I have been a volunteer reserve deputy for a local law enforcement agency for many years.  I was recently deployed as a tactical medic for a SWAT team to help with local protests/riots.  In my many years involved in law enforcement, I have never seen "systemic or institutional" racism.  Our SWAT team is mutli-ethinic and multi-racial.  I have never viewed my team members through any lens other than competency.  I read a recent opinion piece where the author stated: "A majority of white Americans still cannot come to terms with what black people have known forever: Racism is systemic, systematic, and nowhere near gone."  There are many black conservatives who differ, and we had a two-term black president who got the majority white vote overwhelmingly.

There are bad apples in every profession and every walk of life.  It is the nature of human existence.  We must not generalize the few with the majority.  We must not allow peaceful and righteous protesters to be overtaken by Antifa or any other radical groups that use the cover of an unjust act to further their own socio-political agenda.  Peaceful protesters and politicians must speak out loudly against this anarchy.  Where are the justice and peace for store-owners whose establishments are looted and torched?  Where are the justice and peace for the innocent bystanders who are injured or killed?  Where are the justice and peace for injured or killed law enforcement officers taking a stand to protect innocent life and property?  Where is the outcry when a church in Washington, D.C. built in the 1800s is torched? 

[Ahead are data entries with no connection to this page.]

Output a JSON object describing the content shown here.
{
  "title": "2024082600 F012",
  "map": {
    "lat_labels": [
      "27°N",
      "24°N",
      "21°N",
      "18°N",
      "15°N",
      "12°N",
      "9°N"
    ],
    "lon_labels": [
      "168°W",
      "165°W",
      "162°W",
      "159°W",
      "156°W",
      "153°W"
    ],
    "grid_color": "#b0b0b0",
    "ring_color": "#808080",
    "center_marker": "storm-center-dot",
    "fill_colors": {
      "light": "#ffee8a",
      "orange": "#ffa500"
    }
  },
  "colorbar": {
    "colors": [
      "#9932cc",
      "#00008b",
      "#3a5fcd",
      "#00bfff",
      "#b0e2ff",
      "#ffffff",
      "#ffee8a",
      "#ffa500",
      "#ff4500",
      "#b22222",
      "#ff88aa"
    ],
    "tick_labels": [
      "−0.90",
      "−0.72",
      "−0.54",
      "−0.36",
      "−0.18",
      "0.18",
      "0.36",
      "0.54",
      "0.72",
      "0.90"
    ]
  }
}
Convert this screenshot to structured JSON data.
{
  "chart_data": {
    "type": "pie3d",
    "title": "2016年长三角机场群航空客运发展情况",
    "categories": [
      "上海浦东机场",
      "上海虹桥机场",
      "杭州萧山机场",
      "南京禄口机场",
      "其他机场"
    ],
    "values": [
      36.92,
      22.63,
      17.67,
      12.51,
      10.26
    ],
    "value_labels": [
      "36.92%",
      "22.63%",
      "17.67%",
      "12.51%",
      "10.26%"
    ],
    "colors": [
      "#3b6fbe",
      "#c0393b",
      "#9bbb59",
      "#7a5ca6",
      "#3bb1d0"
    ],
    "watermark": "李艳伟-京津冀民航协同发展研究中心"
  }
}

The path forward must include an intolerance of lawless acts of violence and looting.  We must use the full extent of law enforcement bolstered as necessary by the National Guard to shut down the riots immediately and return civility to the streets.  Martin Luther King, Jr. once said:

The limitation of riots, moral questions aside, is that they cannot win and their participants know it.  Hence, rioting is not revolutionary but reactionary because it invites defeat.  It involves an emotional catharsis, but it must be followed by a sense of futility.

That futility must be followed by an open dialogue where feelings are discussed but facts drive policy.  Racial division is a useful tool for those who want a radical progressive change to our government institutions.  Saul Alinsky knew this well when he stated, "The despair is there; now it's up to us to go in and rub raw the sores of discontent." 

Our American founders had a different vision for America: one nation under God, with liberty and justice for all.  I hope (pray) most Americans today feel the same.